Destaque-se que a sentença da ação anulatória julgada procedente tem efeito constitutivo negativo (ou desconstitutivo), retroagindo e anulando efeitos anteriores provocados pelo ato desconstituído, ou seja, efeito “ex tunc”.
Ação anulatória na Justiça do trabalho
Exemplos de casos de nulidade de ato jurídico em geral, conforme artigo 486 do CPC:
- desconstituição da justa causa ilegalmente atribuída ao empregado pelo seu empregador. Neste caso, o ato (despedida com justa causa) de direito material é nulo e pleiteia-se, em juízo, a declaração desta nulidade e o retorno das partes ao “statu quo ante”, o estado anterior e a aplicação da conversão da demissão com justa causa em demissão sem justa causa, com pagamento dos haveres trabalhistas que o então reclamante teria direito. Trata-se de ação declaratória combinada com condenatória.
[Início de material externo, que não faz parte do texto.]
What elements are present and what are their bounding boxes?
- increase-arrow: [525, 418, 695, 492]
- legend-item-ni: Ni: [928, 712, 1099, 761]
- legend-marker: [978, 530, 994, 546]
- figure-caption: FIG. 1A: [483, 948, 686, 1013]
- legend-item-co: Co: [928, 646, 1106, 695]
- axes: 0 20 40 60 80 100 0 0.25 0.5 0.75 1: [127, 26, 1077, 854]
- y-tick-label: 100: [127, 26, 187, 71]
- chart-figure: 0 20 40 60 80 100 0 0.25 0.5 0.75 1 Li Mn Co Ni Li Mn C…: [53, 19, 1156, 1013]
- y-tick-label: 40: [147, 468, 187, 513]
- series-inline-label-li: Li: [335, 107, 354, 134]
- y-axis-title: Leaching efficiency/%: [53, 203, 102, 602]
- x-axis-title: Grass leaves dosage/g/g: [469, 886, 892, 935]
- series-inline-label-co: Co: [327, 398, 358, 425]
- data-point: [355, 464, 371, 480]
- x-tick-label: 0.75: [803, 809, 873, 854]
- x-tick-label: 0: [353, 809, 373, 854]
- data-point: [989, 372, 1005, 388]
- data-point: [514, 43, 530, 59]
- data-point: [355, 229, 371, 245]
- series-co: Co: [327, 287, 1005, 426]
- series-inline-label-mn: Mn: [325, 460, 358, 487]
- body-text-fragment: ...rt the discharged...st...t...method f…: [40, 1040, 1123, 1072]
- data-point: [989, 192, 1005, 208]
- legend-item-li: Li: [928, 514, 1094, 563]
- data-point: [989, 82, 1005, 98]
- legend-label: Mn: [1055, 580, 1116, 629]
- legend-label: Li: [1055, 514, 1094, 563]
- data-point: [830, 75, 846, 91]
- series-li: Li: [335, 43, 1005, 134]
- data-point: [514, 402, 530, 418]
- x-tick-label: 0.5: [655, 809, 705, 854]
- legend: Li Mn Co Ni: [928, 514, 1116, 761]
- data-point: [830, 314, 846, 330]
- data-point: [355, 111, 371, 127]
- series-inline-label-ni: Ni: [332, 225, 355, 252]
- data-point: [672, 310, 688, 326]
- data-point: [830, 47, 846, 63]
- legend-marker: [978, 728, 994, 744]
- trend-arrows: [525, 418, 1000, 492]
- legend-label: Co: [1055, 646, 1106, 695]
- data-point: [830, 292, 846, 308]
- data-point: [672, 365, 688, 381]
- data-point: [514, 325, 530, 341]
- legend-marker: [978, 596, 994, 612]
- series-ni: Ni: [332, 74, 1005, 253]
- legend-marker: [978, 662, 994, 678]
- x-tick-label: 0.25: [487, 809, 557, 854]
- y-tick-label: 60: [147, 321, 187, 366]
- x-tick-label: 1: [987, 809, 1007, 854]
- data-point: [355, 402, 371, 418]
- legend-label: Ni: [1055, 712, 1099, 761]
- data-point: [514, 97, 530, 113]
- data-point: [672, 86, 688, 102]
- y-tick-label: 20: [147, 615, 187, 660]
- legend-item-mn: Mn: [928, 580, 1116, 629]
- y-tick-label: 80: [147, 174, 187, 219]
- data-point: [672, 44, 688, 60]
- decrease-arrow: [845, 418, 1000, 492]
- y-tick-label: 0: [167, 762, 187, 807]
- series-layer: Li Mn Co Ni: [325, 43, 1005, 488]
- empregado estável é (ilegalmente) demitido. De tal sorte que o ajuizamento de ação de reintegração do estável demitido ilegalmente é demanda em que se pleiteia decretação da nulidade do ato (demissão) e a reconstituição das partes ao “statu quo ante”, qual seja, retorno do empregado aos quadros da empresa e cancelamento da dispensa ilegalmente realizada.
Diferenças entre ação anulatória e ação rescisória
A ação anulatória, conforme artigo 486 do CPC:
Ajuizamento: em primeira instância —de forma incidental ou autônoma;
Objetivo: contra sentença meramente homologatória, atos praticados em um processo, nulos nos termos do direito material, e atos jurídicos em geral;
Efeitos: atingem somente o ato impugnado, anulando os atos subsequentes, não atingindo, ao menos diretamente, a sentença, mas sim ato eivado de nulidade anterior à prolação da sentença;
Prazo prescricional: para ajuizamento da ação anulatória é aquele concernente ao direito invocado, isto é, ao direito sub judice, dependendo, assim, do caso em questão.
Ajuizamento: em segunda Instância;
Objetivo: contra sentença de mérito eivada das nulidades previstas na lei processual (incisos do art. 485) e seguindo-se procedimento especial também previsto minuciosamente em lei processual;
Procedimento: especial, previsto nos artigos 485 e seguintes do CPC.
Efeitos: atinge diretamente a sentença atacada, rescindindo-a por completo, tornando-a nula, aniquilando seus efeitos enquanto decisão judicial, mesmo transitada em julgado, e não necessitando de qualquer ato nulo no âmbito do direito material;
Prazo prescricional: somente pode ser ajuizada até dois anos após o trânsito em julgado da sentença de mérito, no que difere, portanto, da ação anulatória, que não tem prazo prescricional determinado.
Conclusão: Sim, existe diferença substancial entre ação anulatória e ação rescisória; a primeira, regida pelo artigo 486 do CPC, objetiva atacar sentença meramente homologatória, atos praticados em processo, nulos nos termos do direito material, bem como atos jurídicos em geral; a segunda, regida pelo artigo 485 do mesmo “Codex”, visa à desconstituição de sentença de mérito (sentença ou acórdão).